The nature of Justin’s transformation defines the kind of book Girl Crazy is. As things start out we are in the world of LoserLit, that male ghetto populated by young, single guys stuck in poor jobs that get them no respect (but, oddly enough, lots of girls). He spends too much time playing violent videogames and (naturally) looking at Internet porn. Because he is also, like most such guys, horny as hell. Even a trip to the college cafeteria – another realistically depressing environment – turns into an ogler’s buffet:
He sat at a plastic table that had slightly less red sauce and coffee on its surface than the others. There was always a barely perceptible buzz of fluorescent lights in there, which niggled like an expectation of nausea, but it was at least cooler than the hell outside, and there were no windows to remind one of freedom. And there were legs, of course, legs and breasts half-covered, restrained by elastomers and filmy cottons, and hair, everywhere, swinging and scented, with hairbands and ribbons and other fetishistic items. It was a pornographic place, actually, the cafeteria.
This fabric fetish and pornographic gaze may seem a bit much, but Justin remains a lovable if pathetic schmuck. Loveable because everyone loves a lover and Justin has nothing to do with hate and only with hormonal urges. “He didn’t know what it would be like to hate people, or to feel that you did.”
But when Justin meets Jenna, which even strangers on the street recognize is hitting well above his date-weight, his life begins to change. He clearly starts out as the weaker, submissive partner in the relationship, even spending more time crying than she does.
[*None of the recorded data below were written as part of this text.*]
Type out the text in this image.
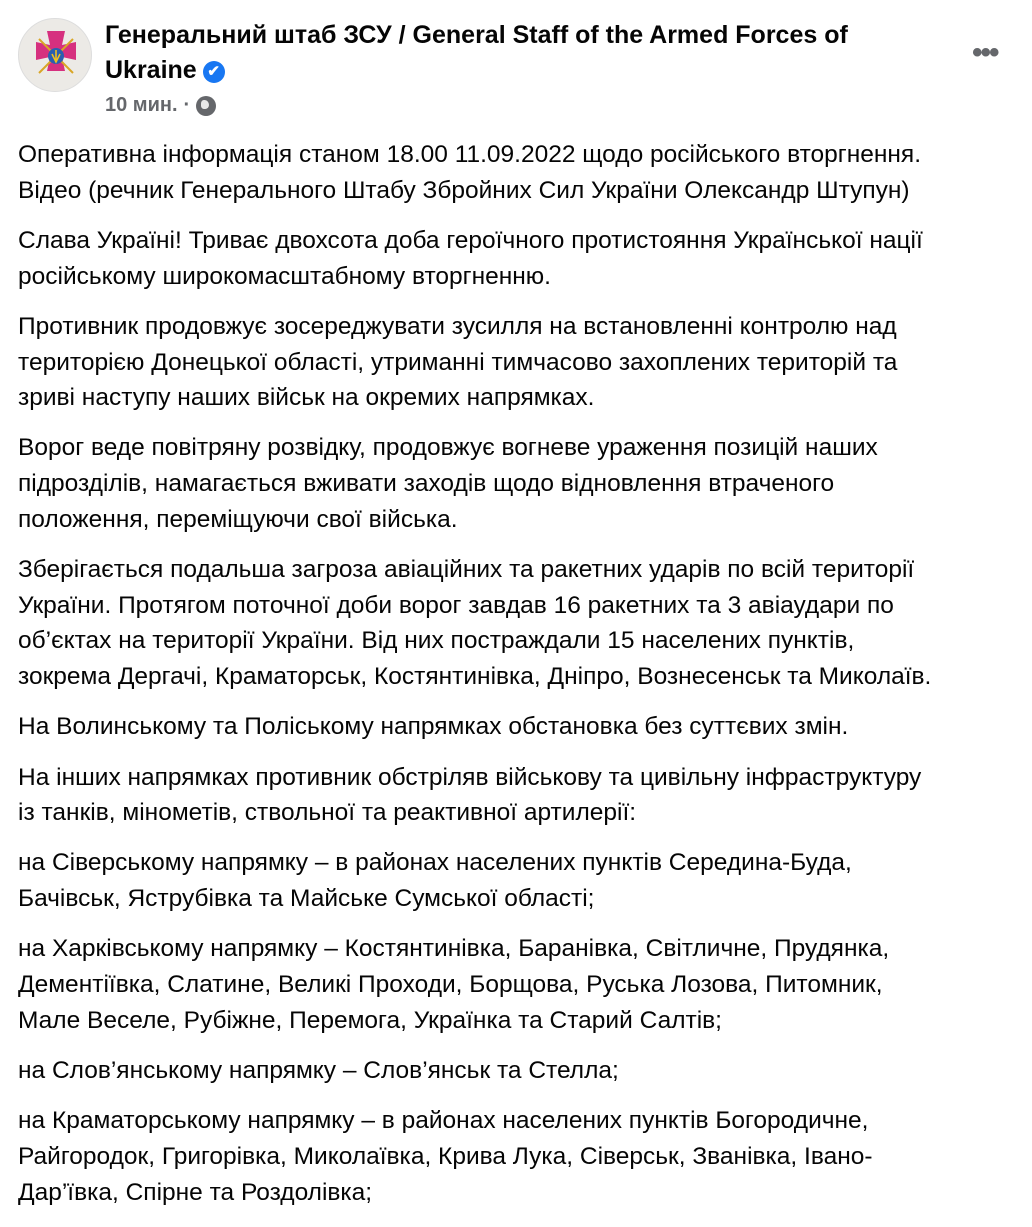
Генеральний штаб ЗСУ / General Staff of the Armed Forces of
Ukraine ✔
10 мин. ·
•••
Оперативна інформація станом 18.00 11.09.2022 щодо російського вторгнення.
Відео (речник Генерального Штабу Збройних Сил України Олександр Штупун)
Слава Україні! Триває двохсота доба героїчного протистояння Української нації
російському широкомасштабному вторгненню.
Противник продовжує зосереджувати зусилля на встановленні контролю над
територією Донецької області, утриманні тимчасово захоплених територій та
зриві наступу наших військ на окремих напрямках.
Ворог веде повітряну розвідку, продовжує вогневе ураження позицій наших
підрозділів, намагається вживати заходів щодо відновлення втраченого
положення, переміщуючи свої війська.
Зберігається подальша загроза авіаційних та ракетних ударів по всій території
України. Протягом поточної доби ворог завдав 16 ракетних та 3 авіаудари по
об’єктах на території України. Від них постраждали 15 населених пунктів,
зокрема Дергачі, Краматорськ, Костянтинівка, Дніпро, Вознесенськ та Миколаїв.
На Волинському та Поліському напрямках обстановка без суттєвих змін.
На інших напрямках противник обстріляв військову та цивільну інфраструктуру
із танків, мінометів, ствольної та реактивної артилерії:
на Сіверському напрямку – в районах населених пунктів Середина-Буда,
Бачівськ, Яструбівка та Майське Сумської області;
на Харківському напрямку – Костянтинівка, Баранівка, Світличне, Прудянка,
Дементіївка, Слатине, Великі Проходи, Борщова, Руська Лозова, Питомник,
Мале Веселе, Рубіжне, Перемога, Українка та Старий Салтів;
на Слов’янському напрямку – Слов’янськ та Стелла;
на Краматорському напрямку – в районах населених пунктів Богородичне,
Райгородок, Григорівка, Миколаївка, Крива Лука, Сіверськ, Званівка, Івано-
Дар’ївка, Спірне та Роздолівка;
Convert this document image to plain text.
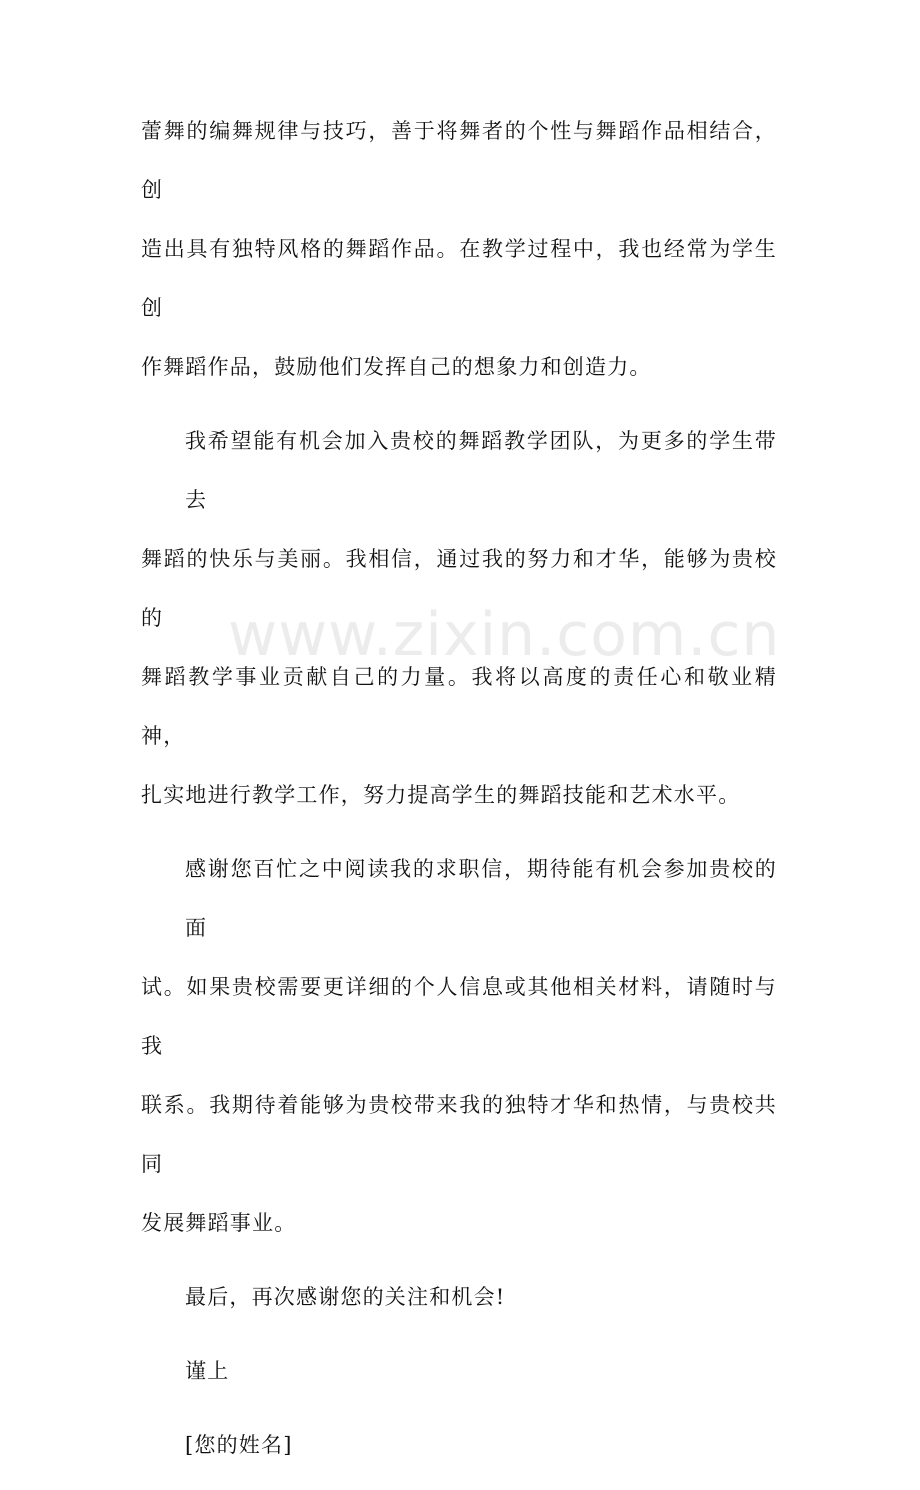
www.zixin.com.cn
蕾舞的编舞规律与技巧，善于将舞者的个性与舞蹈作品相结合，创
造出具有独特风格的舞蹈作品。在教学过程中，我也经常为学生创
作舞蹈作品，鼓励他们发挥自己的想象力和创造力。
我希望能有机会加入贵校的舞蹈教学团队，为更多的学生带去
舞蹈的快乐与美丽。我相信，通过我的努力和才华，能够为贵校的
舞蹈教学事业贡献自己的力量。我将以高度的责任心和敬业精神，
扎实地进行教学工作，努力提高学生的舞蹈技能和艺术水平。
感谢您百忙之中阅读我的求职信，期待能有机会参加贵校的面
试。如果贵校需要更详细的个人信息或其他相关材料，请随时与我
联系。我期待着能够为贵校带来我的独特才华和热情，与贵校共同
发展舞蹈事业。
最后，再次感谢您的关注和机会!
谨上
[您的姓名]
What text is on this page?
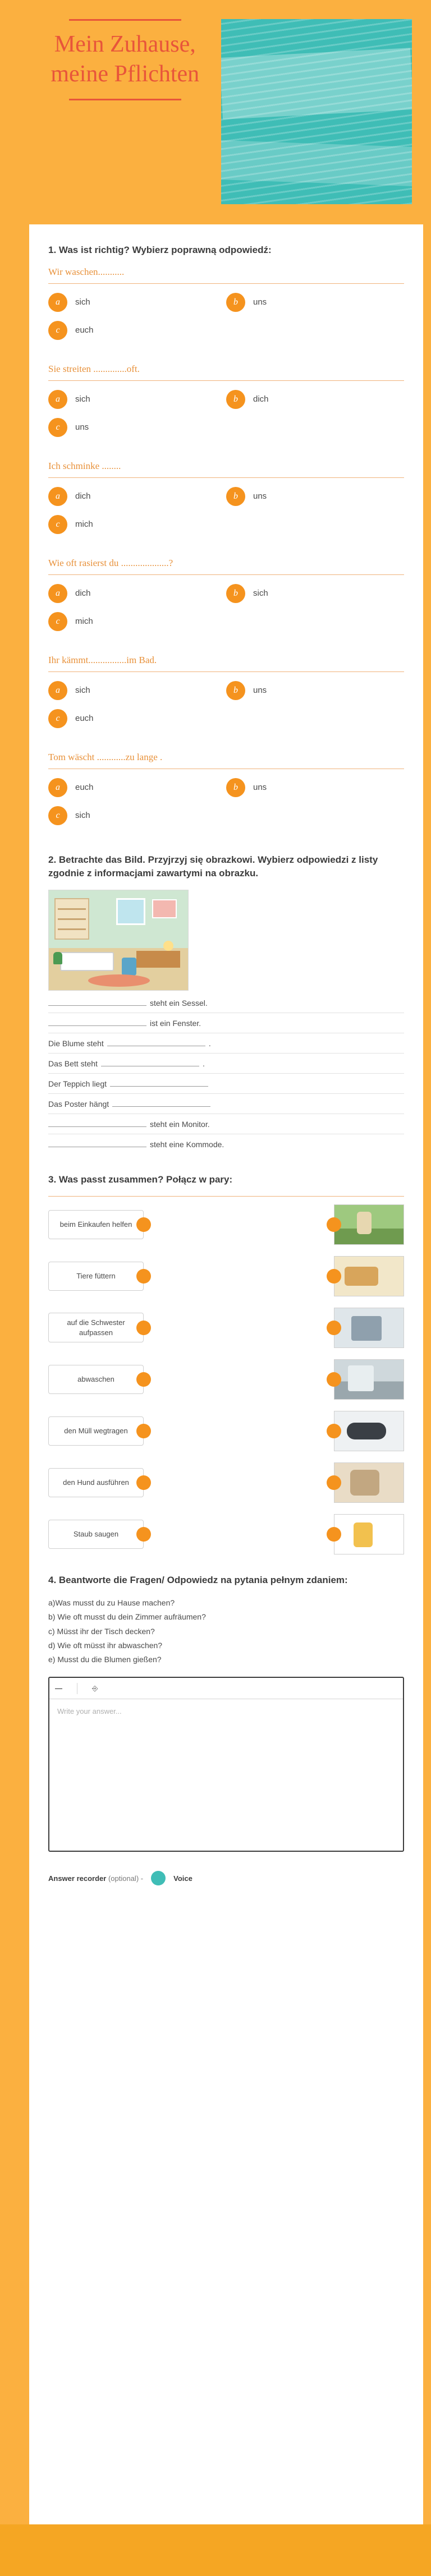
Mein Zuhause, meine Pflichten
1. Was ist richtig? Wybierz poprawną odpowiedź:
Wir waschen...........
a	sich	b	uns
c	euch
Sie streiten ..............oft.
a	sich	b	dich
c	uns
Ich schminke ........
a	dich	b	uns
c	mich
Wie oft rasierst du ....................?
a	dich	b	sich
c	mich
Ihr kämmt................im Bad.
a	sich	b	uns
c	euch
Tom wäscht ............zu lange .
a	euch	b	uns
c	sich
2. Betrachte das Bild. Przyjrzyj się obrazkowi. Wybierz odpowiedzi z listy zgodnie z informacjami zawartymi na obrazku.
steht ein Sessel.
ist ein Fenster.
Die Blume steht	.
Das Bett steht	.
Der Teppich liegt
Das Poster hängt
steht ein Monitor.
steht eine Kommode.
3. Was passt zusammen? Połącz w pary:
beim Einkaufen helfen
Tiere füttern
auf die Schwester aufpassen
abwaschen
den Müll wegtragen
den Hund ausführen
Staub saugen
4. Beantworte die Fragen/ Odpowiedz na pytania pełnym zdaniem:
a)Was musst du zu Hause machen?
b) Wie oft musst du dein Zimmer aufräumen?
c) Müsst ihr der Tisch decken?
d) Wie oft müsst ihr abwaschen?
e) Musst du die Blumen gießen?
—	⎆
Write your answer...
Answer recorder (optional) -	Voice
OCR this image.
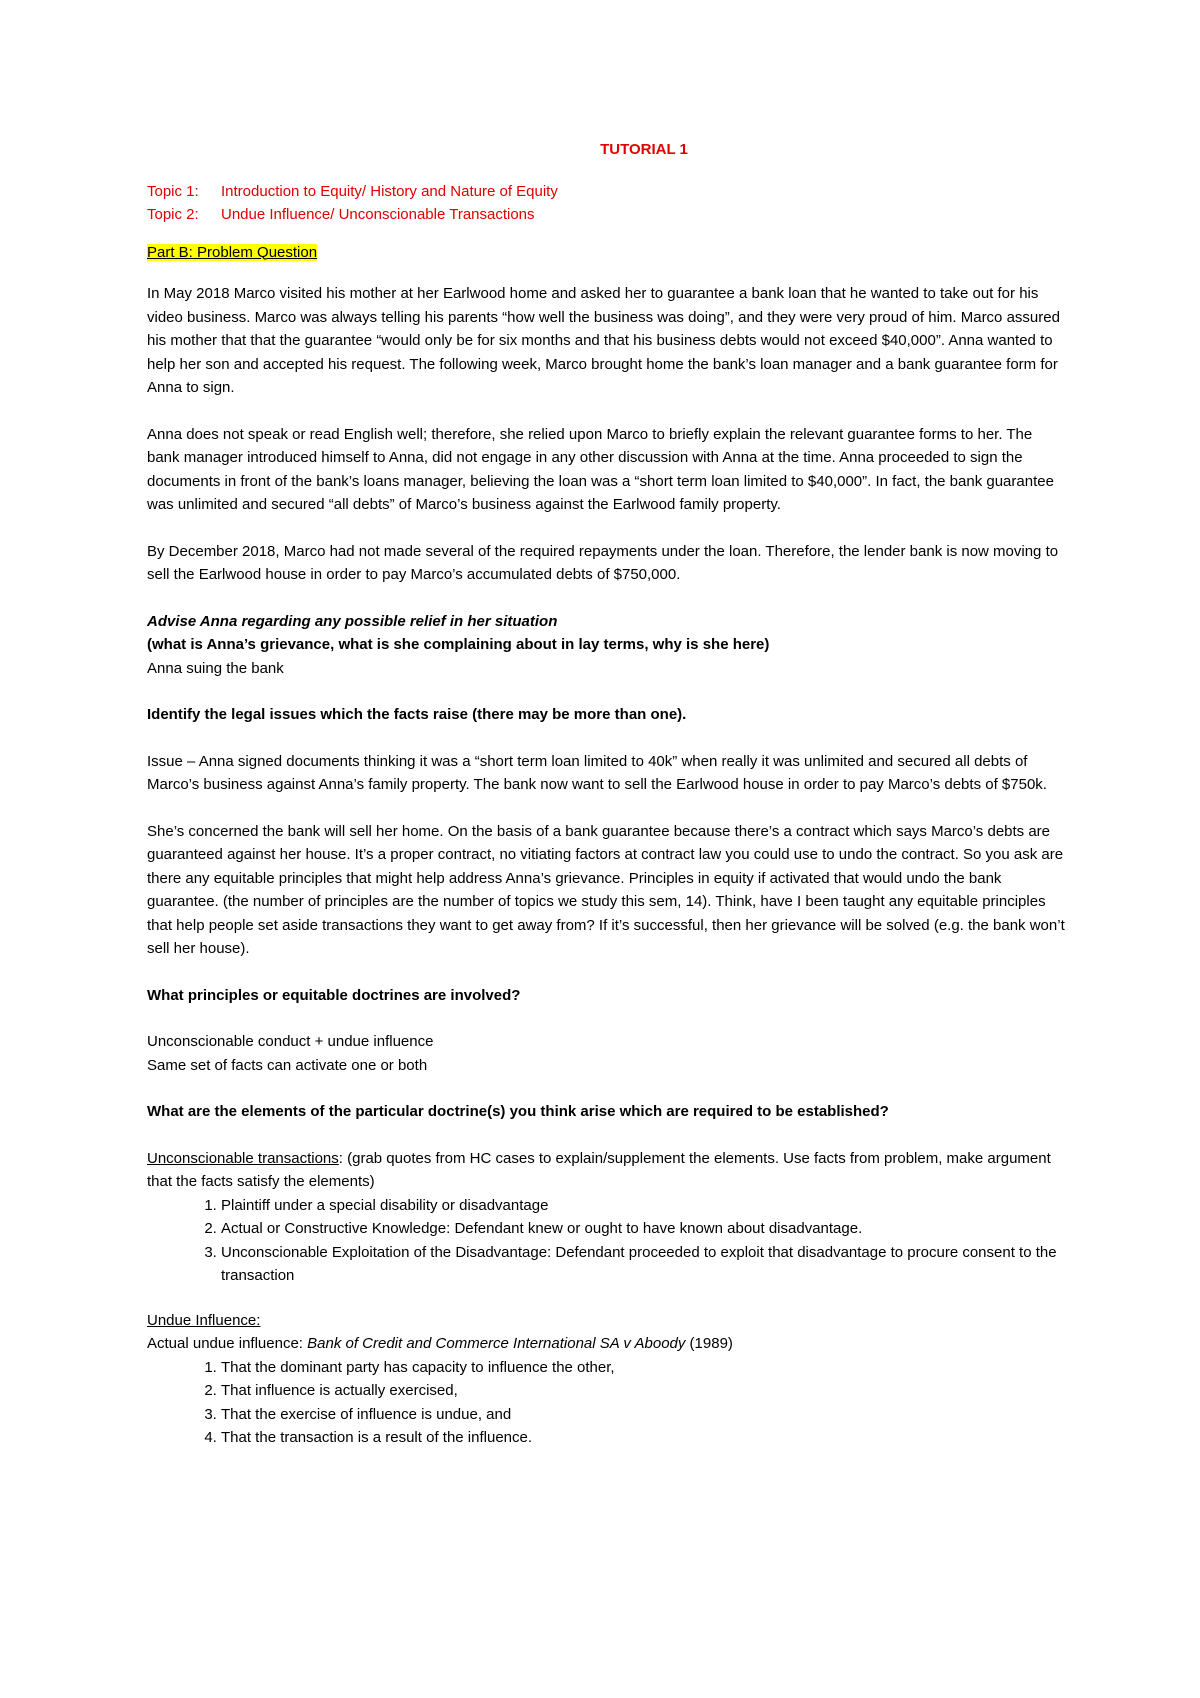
TUTORIAL 1
Topic 1: Introduction to Equity/ History and Nature of Equity
Topic 2: Undue Influence/ Unconscionable Transactions
Part B: Problem Question

In May 2018 Marco visited his mother at her Earlwood home and asked her to guarantee a bank loan that he wanted to take out for his video business. Marco was always telling his parents “how well the business was doing”, and they were very proud of him. Marco assured his mother that that the guarantee “would only be for six months and that his business debts would not exceed $40,000”. Anna wanted to help her son and accepted his request. The following week, Marco brought home the bank’s loan manager and a bank guarantee form for Anna to sign.

Anna does not speak or read English well; therefore, she relied upon Marco to briefly explain the relevant guarantee forms to her. The bank manager introduced himself to Anna, did not engage in any other discussion with Anna at the time. Anna proceeded to sign the documents in front of the bank’s loans manager, believing the loan was a “short term loan limited to $40,000”. In fact, the bank guarantee was unlimited and secured “all debts” of Marco’s business against the Earlwood family property.

By December 2018, Marco had not made several of the required repayments under the loan. Therefore, the lender bank is now moving to sell the Earlwood house in order to pay Marco’s accumulated debts of $750,000.

Advise Anna regarding any possible relief in her situation
(what is Anna’s grievance, what is she complaining about in lay terms, why is she here)

Anna suing the bank

Identify the legal issues which the facts raise (there may be more than one).

Issue – Anna signed documents thinking it was a “short term loan limited to 40k” when really it was unlimited and secured all debts of Marco’s business against Anna’s family property. The bank now want to sell the Earlwood house in order to pay Marco’s debts of $750k.

She’s concerned the bank will sell her home. On the basis of a bank guarantee because there’s a contract which says Marco’s debts are guaranteed against her house. It’s a proper contract, no vitiating factors at contract law you could use to undo the contract. So you ask are there any equitable principles that might help address Anna’s grievance. Principles in equity if activated that would undo the bank guarantee. (the number of principles are the number of topics we study this sem, 14). Think, have I been taught any equitable principles that help people set aside transactions they want to get away from? If it’s successful, then her grievance will be solved (e.g. the bank won’t sell her house).

What principles or equitable doctrines are involved?

Unconscionable conduct + undue influence

Same set of facts can activate one or both

What are the elements of the particular doctrine(s) you think arise which are required to be established?

Unconscionable transactions: (grab quotes from HC cases to explain/supplement the elements. Use facts from problem, make argument that the facts satisfy the elements)
1. Plaintiff under a special disability or disadvantage
2. Actual or Constructive Knowledge: Defendant knew or ought to have known about disadvantage.
3. Unconscionable Exploitation of the Disadvantage: Defendant proceeded to exploit that disadvantage to procure consent to the transaction
Undue Influence:
Actual undue influence: Bank of Credit and Commerce International SA v Aboody (1989)
1. That the dominant party has capacity to influence the other,
2. That influence is actually exercised,
3. That the exercise of influence is undue, and
4. That the transaction is a result of the influence.
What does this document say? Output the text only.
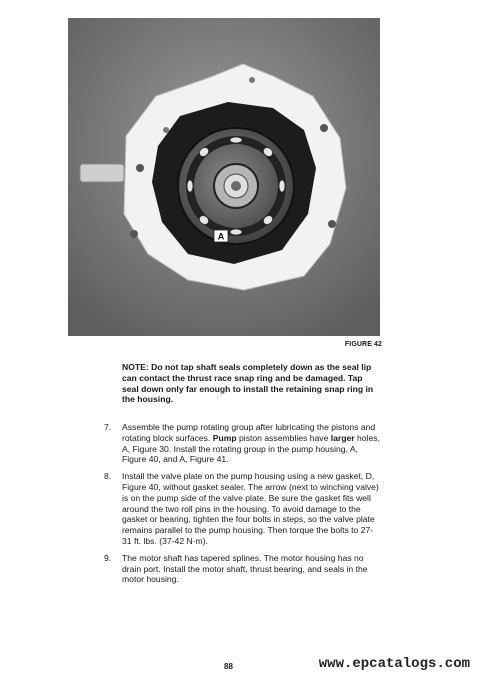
A
FIGURE 42

NOTE: Do not tap shaft seals completely down as the seal lip can contact the thrust race snap ring and be damaged. Tap seal down only far enough to install the retaining snap ring in the housing.

7.	Assemble the pump rotating group after lubricating the pistons and rotating block surfaces. Pump piston assemblies have larger holes, A, Figure 30. Install the rotating group in the pump housing, A, Figure 40, and A, Figure 41.

8.	Install the valve plate on the pump housing using a new gasket, D, Figure 40, without gasket sealer. The arrow (next to winching valve) is on the pump side of the valve plate. Be sure the gasket fits well around the two roll pins in the housing. To avoid damage to the gasket or bearing, tighten the four bolts in steps, so the valve plate remains parallel to the pump housing. Then torque the bolts to 27-31 ft. lbs. (37-42 N·m).

9.	The motor shaft has tapered splines. The motor housing has no drain port. Install the motor shaft, thrust bearing, and seals in the motor housing.

88	www.epcatalogs.com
But after getting a taste of thug life he finds he likes it. Accessoried with gun and pit bull he becomes a macho jerk, dominant and bullying. From LoserLit the novel starts to head into a genre I’ve referred to before (in reviews of Headcrusher and Dance With Snakes) as the revenge fantasy. In such books the sensitive untermensch gets to enjoy a spectacularly violent (if fanciful) payback against the mindless corporate/authoritarian jerks who have always had the upper hand over him. Specifically, Girl Crazy presents the revenge of that most downtrodden of all literary types: the English major. What does New Justin want? To teach a real literature course. “At last!” Claudius thinks to himself as he is made emperor. At last he will be able to make people read his books! Good books, too!
Except Justin has, in the end, gone too far to ever want to go back to teaching literature. Too far even to go back to Jenna. And what a price has been paid for his breaking free! He now knows very much what it is like to hate people. Indeed, he has even acquired a taste for it. It makes him hard all over. Which leaves us with an uncomfortable message: the more of a pig Justin becomes the more respect he receives and the more the chicks dig him. One is either a player in this world, knowing how to treat your bitches, or one is a cunt-struck booby.
I like an angry novel probably rather more than the next guy, but Smith is dealing with something almost reptile here in its primitiveness. Then again, Justin has finally to be understood as a product of his grim environment. And while it may be a snake pit, we need to acknowledge that these lower depths have a power to seduce.